Wednesday, March 23

Interesting: (Goldstein) Subaru vs. (Cortese) Mitsubishi

While I've always known Mitsubishi was not an owner-focused company, I had a still somewhat startling experience this week at a 5K service for my Subaru Legacy before I drive to Chicago next week.

When trying to service or buy parts for my Mitsubishi Eclipse around 2000-2004, in Rochester, when I was doing a lot of work on that car, it was always a huge pain in the ass -- you could only get parts through the dealer, markup was outrageous, labor was outrageous, hours were never estimated long enough, everything always broke or was about to break or wear out, and needed to be replaced.

Forward to Albany, 2011. I had a new set of tires put on my Subaru by the guys down the road I've been going to for years: LaBarge's. They noted I might need new rear brake pads sometime soon, but weren't trying to sell me anything -- they've been great for all three vehicles I've taken them. I'd heard what might have been some scraping while braking in the Subaru, so I was concerned.

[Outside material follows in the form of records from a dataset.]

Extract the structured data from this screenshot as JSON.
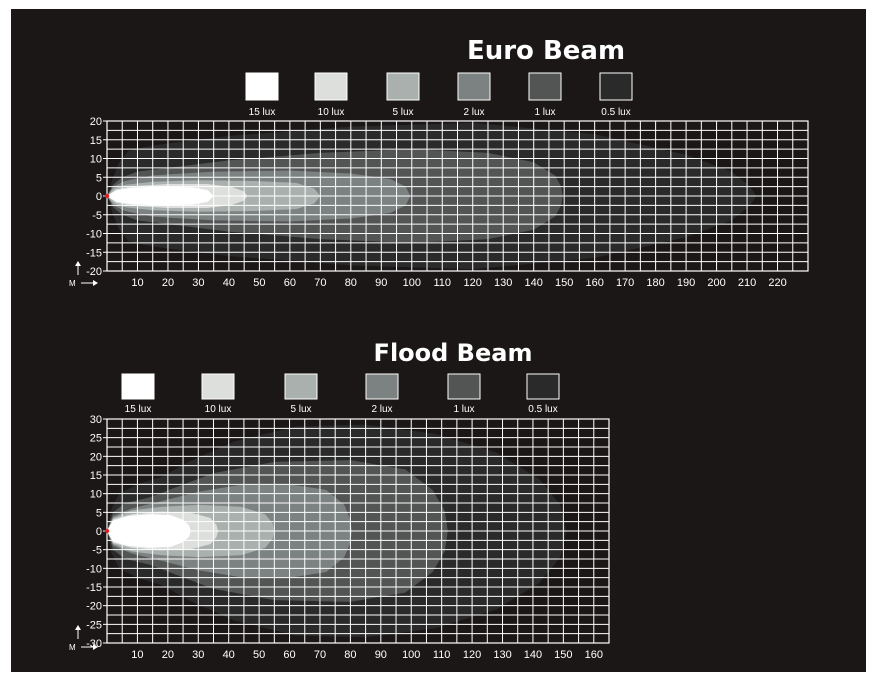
{
  "chart_data": [
    {
      "type": "area",
      "title": "Euro Beam",
      "axis_unit": "M",
      "legend": [
        {
          "label": "15 lux",
          "color": "#ffffff"
        },
        {
          "label": "10 lux",
          "color": "#dcdfdc"
        },
        {
          "label": "5 lux",
          "color": "#a9b0ae"
        },
        {
          "label": "2 lux",
          "color": "#7c8181"
        },
        {
          "label": "1 lux",
          "color": "#525554"
        },
        {
          "label": "0.5 lux",
          "color": "#2a2a2a"
        }
      ],
      "xlim": [
        0,
        230
      ],
      "ylim": [
        -20,
        20
      ],
      "x_ticks": [
        10,
        20,
        30,
        40,
        50,
        60,
        70,
        80,
        90,
        100,
        110,
        120,
        130,
        140,
        150,
        160,
        170,
        180,
        190,
        200,
        210,
        220
      ],
      "y_ticks": [
        20,
        15,
        10,
        5,
        0,
        -5,
        -10,
        -15,
        -20
      ],
      "grid": true,
      "contours": [
        {
          "label": "0.5 lux",
          "color": "#2a2a2a",
          "points": [
            [
              0,
              0
            ],
            [
              2,
              5
            ],
            [
              4,
              9
            ],
            [
              7,
              12
            ],
            [
              12,
              13
            ],
            [
              20,
              14
            ],
            [
              40,
              16
            ],
            [
              80,
              18.5
            ],
            [
              120,
              19.5
            ],
            [
              160,
              16.5
            ],
            [
              190,
              11
            ],
            [
              205,
              6.5
            ],
            [
              211,
              2.5
            ],
            [
              213,
              0
            ],
            [
              211,
              -2.5
            ],
            [
              205,
              -6.5
            ],
            [
              190,
              -11
            ],
            [
              160,
              -16.5
            ],
            [
              120,
              -19.5
            ],
            [
              80,
              -18.5
            ],
            [
              40,
              -16
            ],
            [
              20,
              -14
            ],
            [
              12,
              -13
            ],
            [
              7,
              -12
            ],
            [
              4,
              -9
            ],
            [
              2,
              -5
            ]
          ]
        },
        {
          "label": "1 lux",
          "color": "#525554",
          "points": [
            [
              0,
              0
            ],
            [
              2,
              3
            ],
            [
              5,
              5
            ],
            [
              10,
              6.5
            ],
            [
              20,
              7.5
            ],
            [
              40,
              9.5
            ],
            [
              70,
              11.5
            ],
            [
              100,
              12.5
            ],
            [
              125,
              11.5
            ],
            [
              140,
              9
            ],
            [
              147,
              5.5
            ],
            [
              149,
              2.5
            ],
            [
              149.5,
              0
            ],
            [
              149,
              -2.5
            ],
            [
              147,
              -5.5
            ],
            [
              140,
              -9
            ],
            [
              125,
              -11.5
            ],
            [
              100,
              -12.5
            ],
            [
              70,
              -11.5
            ],
            [
              40,
              -9.5
            ],
            [
              20,
              -7.5
            ],
            [
              10,
              -6.5
            ],
            [
              5,
              -5
            ],
            [
              2,
              -3
            ]
          ]
        },
        {
          "label": "2 lux",
          "color": "#7c8181",
          "points": [
            [
              0,
              0
            ],
            [
              2,
              2.5
            ],
            [
              6,
              4
            ],
            [
              15,
              5.5
            ],
            [
              35,
              6.5
            ],
            [
              60,
              6.8
            ],
            [
              80,
              6
            ],
            [
              93,
              4.5
            ],
            [
              98,
              2.5
            ],
            [
              99.5,
              0
            ],
            [
              98,
              -2.5
            ],
            [
              93,
              -4.5
            ],
            [
              80,
              -6
            ],
            [
              60,
              -6.8
            ],
            [
              35,
              -6.5
            ],
            [
              15,
              -5.5
            ],
            [
              6,
              -4
            ],
            [
              2,
              -2.5
            ]
          ]
        },
        {
          "label": "5 lux",
          "color": "#a9b0ae",
          "points": [
            [
              0,
              0
            ],
            [
              2,
              2
            ],
            [
              6,
              3
            ],
            [
              15,
              3.8
            ],
            [
              30,
              4.2
            ],
            [
              48,
              4
            ],
            [
              62,
              3.5
            ],
            [
              68,
              2
            ],
            [
              70,
              0
            ],
            [
              68,
              -2
            ],
            [
              62,
              -3.5
            ],
            [
              48,
              -4
            ],
            [
              30,
              -4.2
            ],
            [
              15,
              -3.8
            ],
            [
              6,
              -3
            ],
            [
              2,
              -2
            ]
          ]
        },
        {
          "label": "10 lux",
          "color": "#dcdfdc",
          "points": [
            [
              0,
              0
            ],
            [
              3,
              1.8
            ],
            [
              8,
              2.6
            ],
            [
              20,
              3.2
            ],
            [
              33,
              3.2
            ],
            [
              41,
              2.4
            ],
            [
              45,
              1.2
            ],
            [
              46,
              0
            ],
            [
              45,
              -1.2
            ],
            [
              41,
              -2.4
            ],
            [
              33,
              -3.2
            ],
            [
              20,
              -3.2
            ],
            [
              8,
              -2.6
            ],
            [
              3,
              -1.8
            ]
          ]
        },
        {
          "label": "15 lux",
          "color": "#ffffff",
          "points": [
            [
              0,
              0
            ],
            [
              3,
              1.5
            ],
            [
              8,
              2.2
            ],
            [
              18,
              2.5
            ],
            [
              28,
              2.3
            ],
            [
              33,
              1.6
            ],
            [
              35,
              0
            ],
            [
              33,
              -1.6
            ],
            [
              28,
              -2.3
            ],
            [
              18,
              -2.5
            ],
            [
              8,
              -2.2
            ],
            [
              3,
              -1.5
            ]
          ]
        }
      ]
    },
    {
      "type": "area",
      "title": "Flood Beam",
      "axis_unit": "M",
      "legend": [
        {
          "label": "15 lux",
          "color": "#ffffff"
        },
        {
          "label": "10 lux",
          "color": "#dcdfdc"
        },
        {
          "label": "5 lux",
          "color": "#a9b0ae"
        },
        {
          "label": "2 lux",
          "color": "#7c8181"
        },
        {
          "label": "1 lux",
          "color": "#525554"
        },
        {
          "label": "0.5 lux",
          "color": "#2a2a2a"
        }
      ],
      "xlim": [
        0,
        165
      ],
      "ylim": [
        -30,
        30
      ],
      "x_ticks": [
        10,
        20,
        30,
        40,
        50,
        60,
        70,
        80,
        90,
        100,
        110,
        120,
        130,
        140,
        150,
        160
      ],
      "y_ticks": [
        30,
        25,
        20,
        15,
        10,
        5,
        0,
        -5,
        -10,
        -15,
        -20,
        -25,
        -30
      ],
      "grid": true,
      "contours": [
        {
          "label": "0.5 lux",
          "color": "#2a2a2a",
          "points": [
            [
              0,
              0
            ],
            [
              1.5,
              6
            ],
            [
              4,
              10
            ],
            [
              10,
              12.5
            ],
            [
              18,
              14.5
            ],
            [
              28,
              19
            ],
            [
              42,
              24
            ],
            [
              62,
              28
            ],
            [
              85,
              28.5
            ],
            [
              108,
              26
            ],
            [
              128,
              21
            ],
            [
              142,
              14
            ],
            [
              149,
              7
            ],
            [
              151,
              0
            ],
            [
              149,
              -7
            ],
            [
              142,
              -14
            ],
            [
              128,
              -21
            ],
            [
              108,
              -26
            ],
            [
              85,
              -28.5
            ],
            [
              62,
              -28
            ],
            [
              42,
              -24
            ],
            [
              28,
              -19
            ],
            [
              18,
              -14.5
            ],
            [
              10,
              -12.5
            ],
            [
              4,
              -10
            ],
            [
              1.5,
              -6
            ]
          ]
        },
        {
          "label": "1 lux",
          "color": "#525554",
          "points": [
            [
              0,
              0
            ],
            [
              2,
              5
            ],
            [
              6,
              7.5
            ],
            [
              14,
              9
            ],
            [
              22,
              11.5
            ],
            [
              35,
              15.5
            ],
            [
              55,
              18.5
            ],
            [
              80,
              19
            ],
            [
              98,
              16.5
            ],
            [
              107,
              11
            ],
            [
              111,
              5.5
            ],
            [
              112,
              0
            ],
            [
              111,
              -5.5
            ],
            [
              107,
              -11
            ],
            [
              98,
              -16.5
            ],
            [
              80,
              -19
            ],
            [
              55,
              -18.5
            ],
            [
              35,
              -15.5
            ],
            [
              22,
              -11.5
            ],
            [
              14,
              -9
            ],
            [
              6,
              -7.5
            ],
            [
              2,
              -5
            ]
          ]
        },
        {
          "label": "2 lux",
          "color": "#7c8181",
          "points": [
            [
              0,
              0
            ],
            [
              2,
              4
            ],
            [
              8,
              6
            ],
            [
              18,
              8
            ],
            [
              30,
              10.5
            ],
            [
              45,
              12.5
            ],
            [
              60,
              12.5
            ],
            [
              72,
              11
            ],
            [
              78,
              7
            ],
            [
              80,
              3
            ],
            [
              80.5,
              0
            ],
            [
              80,
              -3
            ],
            [
              78,
              -7
            ],
            [
              72,
              -11
            ],
            [
              60,
              -12.5
            ],
            [
              45,
              -12.5
            ],
            [
              30,
              -10.5
            ],
            [
              18,
              -8
            ],
            [
              8,
              -6
            ],
            [
              2,
              -4
            ]
          ]
        },
        {
          "label": "5 lux",
          "color": "#a9b0ae",
          "points": [
            [
              0,
              0
            ],
            [
              2,
              3.5
            ],
            [
              8,
              5.5
            ],
            [
              18,
              6.5
            ],
            [
              30,
              7
            ],
            [
              44,
              6.5
            ],
            [
              52,
              4.5
            ],
            [
              54.5,
              2
            ],
            [
              55,
              0
            ],
            [
              54.5,
              -2
            ],
            [
              52,
              -4.5
            ],
            [
              44,
              -6.5
            ],
            [
              30,
              -7
            ],
            [
              18,
              -6.5
            ],
            [
              8,
              -5.5
            ],
            [
              2,
              -3.5
            ]
          ]
        },
        {
          "label": "10 lux",
          "color": "#dcdfdc",
          "points": [
            [
              0,
              0
            ],
            [
              2,
              3.2
            ],
            [
              8,
              4.5
            ],
            [
              18,
              5.2
            ],
            [
              28,
              4.8
            ],
            [
              34,
              3.5
            ],
            [
              36,
              1.6
            ],
            [
              36.5,
              0
            ],
            [
              36,
              -1.6
            ],
            [
              34,
              -3.5
            ],
            [
              28,
              -4.8
            ],
            [
              18,
              -5.2
            ],
            [
              8,
              -4.5
            ],
            [
              2,
              -3.2
            ]
          ]
        },
        {
          "label": "15 lux",
          "color": "#ffffff",
          "points": [
            [
              0,
              0
            ],
            [
              2,
              2.8
            ],
            [
              7,
              4
            ],
            [
              14,
              4.5
            ],
            [
              21,
              4.2
            ],
            [
              25,
              3
            ],
            [
              27,
              1.5
            ],
            [
              27.5,
              0
            ],
            [
              27,
              -1.5
            ],
            [
              25,
              -3
            ],
            [
              21,
              -4.2
            ],
            [
              14,
              -4.5
            ],
            [
              7,
              -4
            ],
            [
              2,
              -2.8
            ]
          ]
        }
      ]
    }
  ]
}
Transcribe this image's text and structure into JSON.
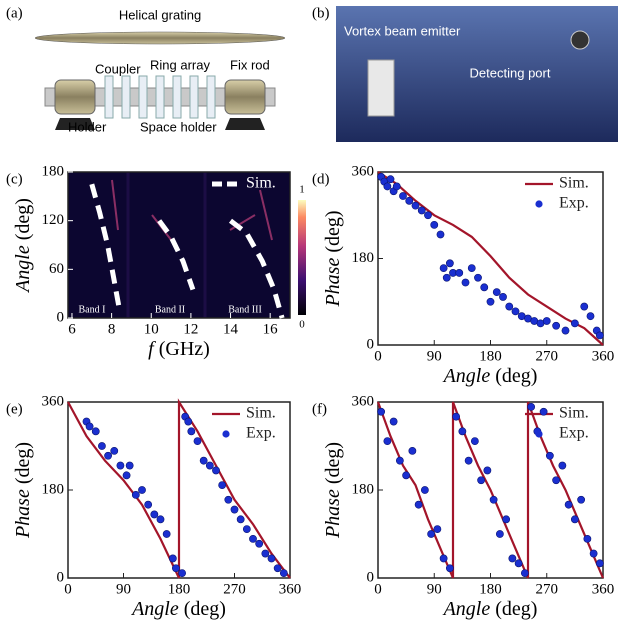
{
  "photos": [
    {
      "panel_label": "(a)",
      "labels": [
        "Helical grating",
        "Coupler",
        "Ring array",
        "Fix rod",
        "Holder",
        "Space holder"
      ]
    },
    {
      "panel_label": "(b)",
      "labels": [
        "Vortex beam emitter",
        "Detecting port"
      ]
    }
  ],
  "chart_data": [
    {
      "type": "heatmap",
      "panel_label": "(c)",
      "xlabel": "f",
      "xlabel_unit": "(GHz)",
      "ylabel": "Angle",
      "ylabel_unit": "(deg)",
      "xlim": [
        5.8,
        17
      ],
      "xticks": [
        6,
        8,
        10,
        12,
        14,
        16
      ],
      "ylim": [
        0,
        180
      ],
      "yticks": [
        0,
        60,
        120,
        180
      ],
      "colorbar_ticks": [
        0,
        1
      ],
      "annotations": [
        "Band I",
        "Band II",
        "Band III"
      ],
      "legend": "top-right",
      "series": [
        {
          "name": "Sim.",
          "color": "#ffffff",
          "style": "dashed",
          "x": [
            7.0,
            7.4,
            7.8,
            8.1,
            8.4,
            null,
            10.4,
            11.0,
            11.6,
            12.1,
            null,
            14.0,
            14.8,
            15.6,
            16.2,
            16.6
          ],
          "values": [
            165,
            130,
            90,
            50,
            10,
            null,
            120,
            100,
            70,
            35,
            null,
            120,
            105,
            70,
            35,
            0
          ]
        }
      ]
    },
    {
      "type": "scatter",
      "panel_label": "(d)",
      "xlabel": "Angle",
      "xlabel_unit": "(deg)",
      "ylabel": "Phase",
      "ylabel_unit": "(deg)",
      "xlim": [
        0,
        360
      ],
      "xticks": [
        0,
        90,
        180,
        270,
        360
      ],
      "ylim": [
        0,
        360
      ],
      "yticks": [
        0,
        180,
        360
      ],
      "legend": "top-right",
      "series": [
        {
          "name": "Sim.",
          "color": "#a3152a",
          "style": "line",
          "x": [
            0,
            30,
            60,
            90,
            120,
            150,
            180,
            210,
            240,
            270,
            300,
            330,
            360
          ],
          "values": [
            360,
            335,
            300,
            270,
            250,
            225,
            185,
            140,
            105,
            80,
            55,
            35,
            0
          ]
        },
        {
          "name": "Exp.",
          "color": "#1a2fd0",
          "style": "markers",
          "x": [
            5,
            10,
            15,
            20,
            25,
            30,
            40,
            50,
            60,
            70,
            80,
            90,
            100,
            105,
            110,
            115,
            120,
            130,
            140,
            150,
            160,
            170,
            180,
            190,
            200,
            210,
            220,
            230,
            240,
            250,
            260,
            270,
            285,
            300,
            315,
            330,
            340,
            350,
            355
          ],
          "values": [
            350,
            340,
            330,
            345,
            320,
            330,
            310,
            300,
            290,
            280,
            270,
            250,
            230,
            160,
            140,
            170,
            150,
            150,
            130,
            160,
            140,
            120,
            90,
            110,
            100,
            80,
            70,
            60,
            55,
            50,
            45,
            50,
            40,
            30,
            45,
            80,
            60,
            30,
            20
          ]
        }
      ]
    },
    {
      "type": "scatter",
      "panel_label": "(e)",
      "xlabel": "Angle",
      "xlabel_unit": "(deg)",
      "ylabel": "Phase",
      "ylabel_unit": "(deg)",
      "xlim": [
        0,
        360
      ],
      "xticks": [
        0,
        90,
        180,
        270,
        360
      ],
      "ylim": [
        0,
        360
      ],
      "yticks": [
        0,
        180,
        360
      ],
      "legend": "top-right",
      "series": [
        {
          "name": "Sim.",
          "color": "#a3152a",
          "style": "line",
          "x": [
            0,
            30,
            60,
            90,
            120,
            150,
            180,
            180,
            210,
            240,
            270,
            300,
            330,
            360
          ],
          "values": [
            360,
            290,
            240,
            200,
            150,
            80,
            0,
            360,
            300,
            230,
            160,
            110,
            50,
            0
          ]
        },
        {
          "name": "Exp.",
          "color": "#1a2fd0",
          "style": "markers",
          "x": [
            30,
            35,
            45,
            55,
            65,
            75,
            85,
            95,
            100,
            110,
            120,
            130,
            140,
            150,
            160,
            170,
            175,
            185,
            190,
            195,
            200,
            210,
            220,
            230,
            240,
            250,
            260,
            270,
            280,
            290,
            300,
            310,
            320,
            330,
            340,
            350
          ],
          "values": [
            320,
            310,
            300,
            270,
            250,
            260,
            230,
            210,
            230,
            170,
            180,
            150,
            130,
            120,
            90,
            40,
            20,
            10,
            330,
            320,
            300,
            280,
            240,
            230,
            220,
            190,
            160,
            140,
            120,
            100,
            80,
            70,
            50,
            40,
            20,
            10
          ]
        }
      ]
    },
    {
      "type": "scatter",
      "panel_label": "(f)",
      "xlabel": "Angle",
      "xlabel_unit": "(deg)",
      "ylabel": "Phase",
      "ylabel_unit": "(deg)",
      "xlim": [
        0,
        360
      ],
      "xticks": [
        0,
        90,
        180,
        270,
        360
      ],
      "ylim": [
        0,
        360
      ],
      "yticks": [
        0,
        180,
        360
      ],
      "legend": "top-right",
      "series": [
        {
          "name": "Sim.",
          "color": "#a3152a",
          "style": "line",
          "x": [
            0,
            20,
            40,
            60,
            80,
            100,
            120,
            120,
            140,
            160,
            180,
            200,
            220,
            240,
            240,
            260,
            280,
            300,
            320,
            340,
            360
          ],
          "values": [
            360,
            290,
            230,
            190,
            120,
            60,
            0,
            360,
            290,
            230,
            180,
            120,
            60,
            0,
            360,
            290,
            230,
            180,
            120,
            60,
            0
          ]
        },
        {
          "name": "Exp.",
          "color": "#1a2fd0",
          "style": "markers",
          "x": [
            5,
            15,
            25,
            35,
            45,
            55,
            65,
            75,
            85,
            95,
            105,
            115,
            125,
            135,
            145,
            155,
            165,
            175,
            185,
            195,
            205,
            215,
            225,
            235,
            245,
            255,
            265,
            275,
            285,
            295,
            305,
            315,
            325,
            335,
            345,
            355
          ],
          "values": [
            340,
            280,
            320,
            240,
            210,
            260,
            150,
            180,
            90,
            100,
            40,
            20,
            330,
            300,
            240,
            280,
            200,
            220,
            160,
            90,
            120,
            40,
            30,
            10,
            350,
            300,
            340,
            250,
            200,
            230,
            150,
            120,
            160,
            80,
            50,
            30
          ]
        }
      ]
    }
  ]
}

I took the Subaru over to Goldstein for its 5K service, paid for as part of a prepaid service package when I bought the car back in October. I mentioned the pads to the gentleman at the desk; part of the 5K service is to check them anyway, but I noted it to be sure, given the amount of driving I have ahead of me. The guy looks at me quizzically, saying, "Shouldn't be the case, but we'll certainly take a look." (I picked the car up with 23k or 24k miles; I've only put 2500 or so on it, no idea if the pads were done by Goldstein before I bought it, perhaps that was the case.)

The promised hour later (despite the crowd) I get the car back, guy tells me I'm all set. No pads needed. No other service needed. No hard sell, no soft sell -- no sell, period. It was refreshing.

Thank you Subaru, and thank you Goldstein Subaru.